Like DPS, CSI faces many renewals each year. Before the pandemic, they already had a sophisticated system for tracking school performance, a model for Colorado districts. They have provided clear criteria for what kinds of data schools can add and how CSI will evaluate proposed data before it is included. Their site visit protocols have also been updated to address the current school environment.

CSI’s approach has evolved over the last two years. In the first year of the pandemic CSI focused on schools that were lower performing and that were recently showing downward trends, allowing these schools to provide supplemental data. This last year, with even more schools missing data, they divided their portfolio into two groups. Schools performing in the top half were expected to provide supplemental data for an “expanded body of evidence review”. The schools in the lower half of performance were required to provide additional “replacement data.” This approach allows CSI to understand better the schools that are most in need of a close examination while maintaining rigorous standards for the data they incorporate into school accountability.

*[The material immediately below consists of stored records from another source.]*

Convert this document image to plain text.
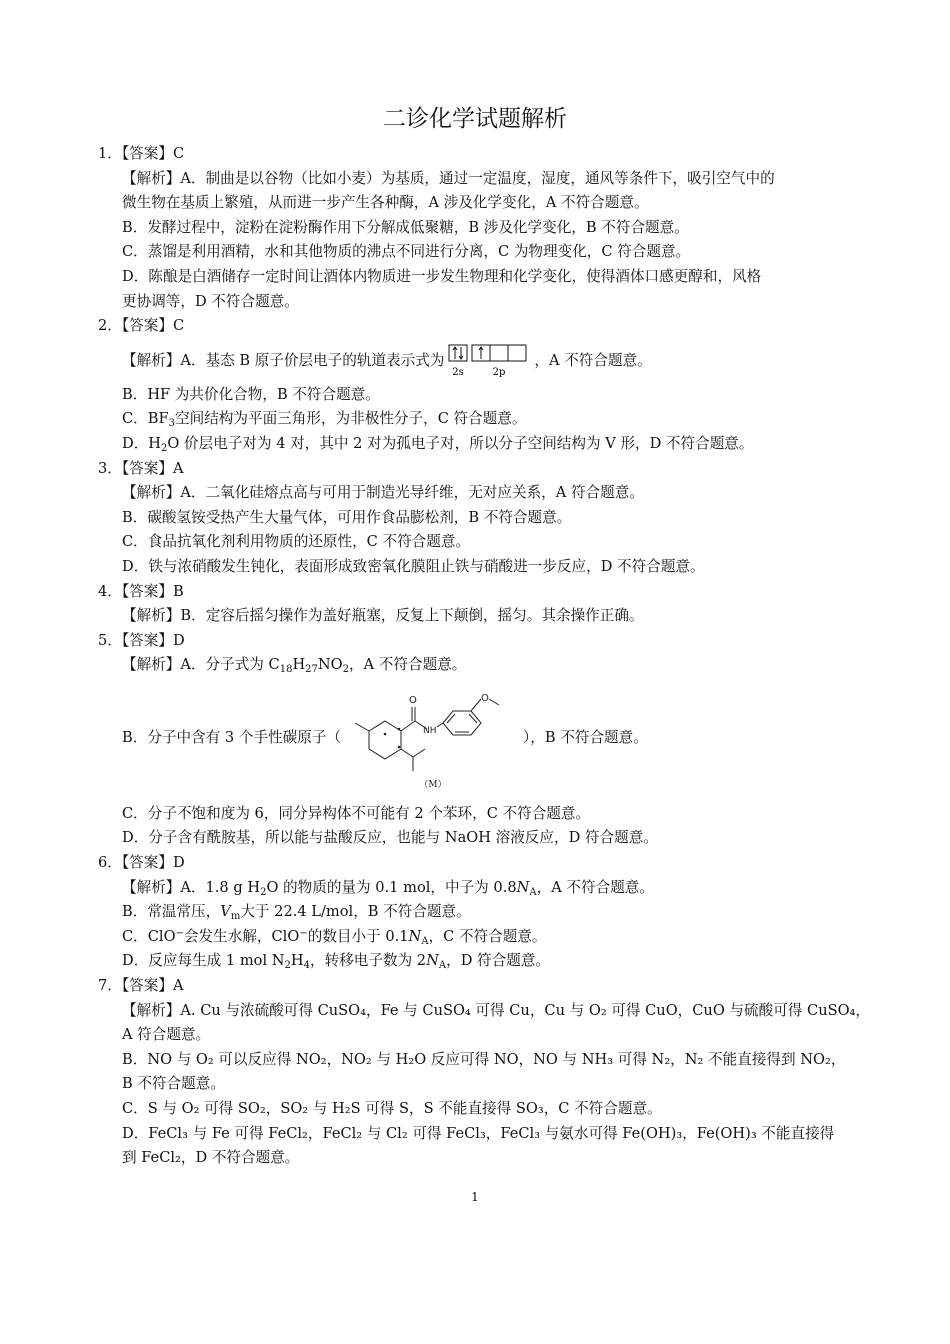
二诊化学试题解析
1．【答案】C
【解析】A．制曲是以谷物（比如小麦）为基质，通过一定温度，湿度，通风等条件下，吸引空气中的
微生物在基质上繁殖，从而进一步产生各种酶，A 涉及化学变化，A 不符合题意。
B．发酵过程中，淀粉在淀粉酶作用下分解成低聚糖，B 涉及化学变化，B 不符合题意。
C．蒸馏是利用酒精，水和其他物质的沸点不同进行分离，C 为物理变化，C 符合题意。
D．陈酿是白酒储存一定时间让酒体内物质进一步发生物理和化学变化，使得酒体口感更醇和，风格
更协调等，D 不符合题意。
2．【答案】C
【解析】A．基态 B 原子价层电子的轨道表示式为
2s	2p
，A 不符合题意。
B．HF 为共价化合物，B 不符合题意。
C．$BF_3$空间结构为平面三角形，为非极性分子，C 符合题意。
D．$H_2O$ 价层电子对为 4 对，其中 2 对为孤电子对，所以分子空间结构为 V 形，D 不符合题意。
3．【答案】A
【解析】A．二氧化硅熔点高与可用于制造光导纤维，无对应关系，A 符合题意。
B．碳酸氢铵受热产生大量气体，可用作食品膨松剂，B 不符合题意。
C．食品抗氧化剂利用物质的还原性，C 不符合题意。
D．铁与浓硝酸发生钝化，表面形成致密氧化膜阻止铁与硝酸进一步反应，D 不符合题意。
4．【答案】B
【解析】B．定容后摇匀操作为盖好瓶塞，反复上下颠倒，摇匀。其余操作正确。
5．【答案】D
【解析】A．分子式为 $C_{18}H_{27}NO_2$，A 不符合题意。
B．分子中含有 3 个手性碳原子（
O
NH
O
（M）
），B 不符合题意。
C．分子不饱和度为 6，同分异构体不可能有 2 个苯环，C 不符合题意。
D．分子含有酰胺基，所以能与盐酸反应，也能与 NaOH 溶液反应，D 符合题意。
6．【答案】D
【解析】A．1.8 g $H_2O$ 的物质的量为 0.1 mol，中子为 $0.8N_A$，A 不符合题意。
B．常温常压，$V_m$大于 22.4 L/mol，B 不符合题意。
C．ClO−会发生水解，ClO−的数目小于 $0.1N_A$，C 不符合题意。
D．反应每生成 1 mol $N_2H_4$，转移电子数为 $2N_A$，D 符合题意。
7．【答案】A
【解析】A. Cu 与浓硫酸可得 CuSO₄，Fe 与 CuSO₄ 可得 Cu，Cu 与 O₂ 可得 CuO，CuO 与硫酸可得 CuSO₄，
A 符合题意。
B．NO 与 O₂ 可以反应得 NO₂，NO₂ 与 H₂O 反应可得 NO，NO 与 NH₃ 可得 N₂，N₂ 不能直接得到 NO₂，
B 不符合题意。
C．S 与 O₂ 可得 SO₂，SO₂ 与 H₂S 可得 S，S 不能直接得 SO₃，C 不符合题意。
D．FeCl₃ 与 Fe 可得 FeCl₂，FeCl₂ 与 Cl₂ 可得 FeCl₃，FeCl₃ 与氨水可得 Fe(OH)₃，Fe(OH)₃ 不能直接得
到 FeCl₂，D 不符合题意。
1
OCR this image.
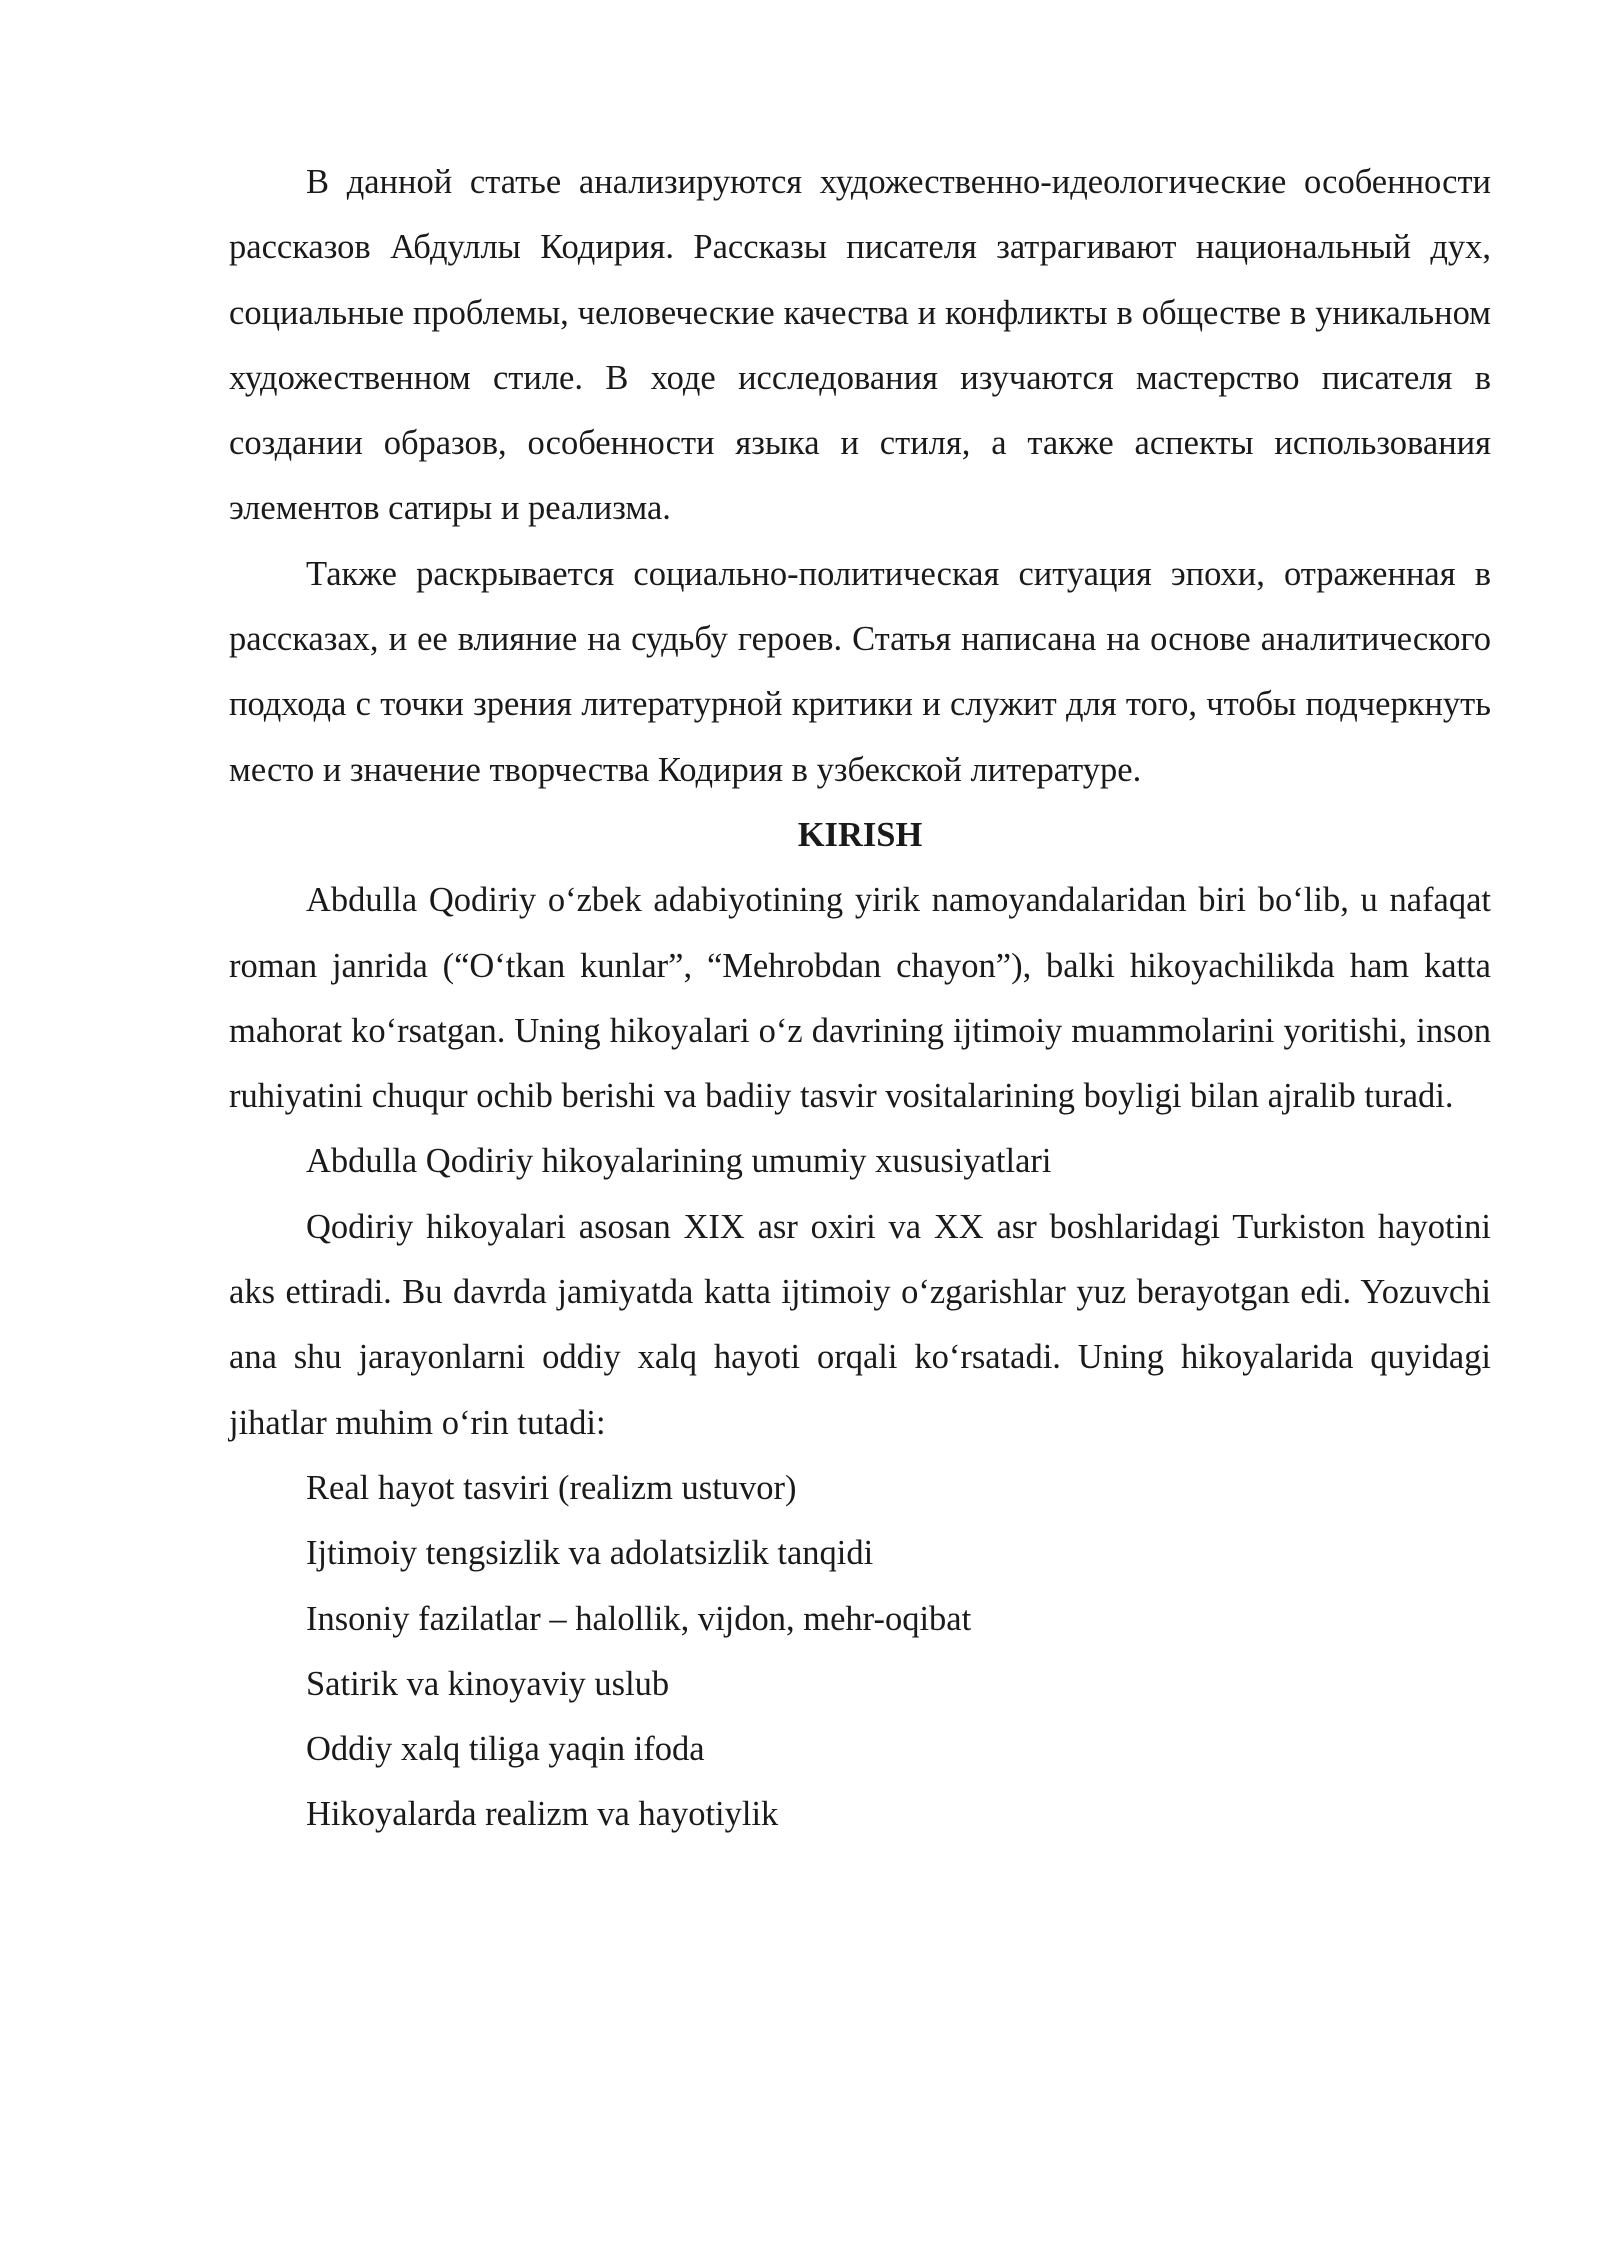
В данной статье анализируются художественно-идеологические особенности рассказов Абдуллы Кодирия. Рассказы писателя затрагивают национальный дух, социальные проблемы, человеческие качества и конфликты в обществе в уникальном художественном стиле. В ходе исследования изучаются мастерство писателя в создании образов, особенности языка и стиля, а также аспекты использования элементов сатиры и реализма.

Также раскрывается социально-политическая ситуация эпохи, отраженная в рассказах, и ее влияние на судьбу героев. Статья написана на основе аналитического подхода с точки зрения литературной критики и служит для того, чтобы подчеркнуть место и значение творчества Кодирия в узбекской литературе.

KIRISH

Abdulla Qodiriy oʻzbek adabiyotining yirik namoyandalaridan biri boʻlib, u nafaqat roman janrida (“Oʻtkan kunlar”, “Mehrobdan chayon”), balki hikoyachilikda ham katta mahorat koʻrsatgan. Uning hikoyalari oʻz davrining ijtimoiy muammolarini yoritishi, inson ruhiyatini chuqur ochib berishi va badiiy tasvir vositalarining boyligi bilan ajralib turadi.

Abdulla Qodiriy hikoyalarining umumiy xususiyatlari

Qodiriy hikoyalari asosan XIX asr oxiri va XX asr boshlaridagi Turkiston hayotini aks ettiradi. Bu davrda jamiyatda katta ijtimoiy oʻzgarishlar yuz berayotgan edi. Yozuvchi ana shu jarayonlarni oddiy xalq hayoti orqali koʻrsatadi. Uning hikoyalarida quyidagi jihatlar muhim oʻrin tutadi:

Real hayot tasviri (realizm ustuvor)

Ijtimoiy tengsizlik va adolatsizlik tanqidi

Insoniy fazilatlar – halollik, vijdon, mehr-oqibat

Satirik va kinoyaviy uslub

Oddiy xalq tiliga yaqin ifoda

Hikoyalarda realizm va hayotiylik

These are challenging days for authorizers. Charter school accountability is difficult during the pandemic, but Colorado’s biggest authorizers have been modifying their oversight tools. Their strategies maintain accountability for performance, allow the authorizer to understand how schools manage, and give them leverage to focus on the schools that need the most attention. Even our largest authorizers are finding ways to customize their approach to reflect each school’s individual circumstances. CACSA is eager to help districts consider these and other promising practices.

We look forward to working with you on challenges like these in 2022.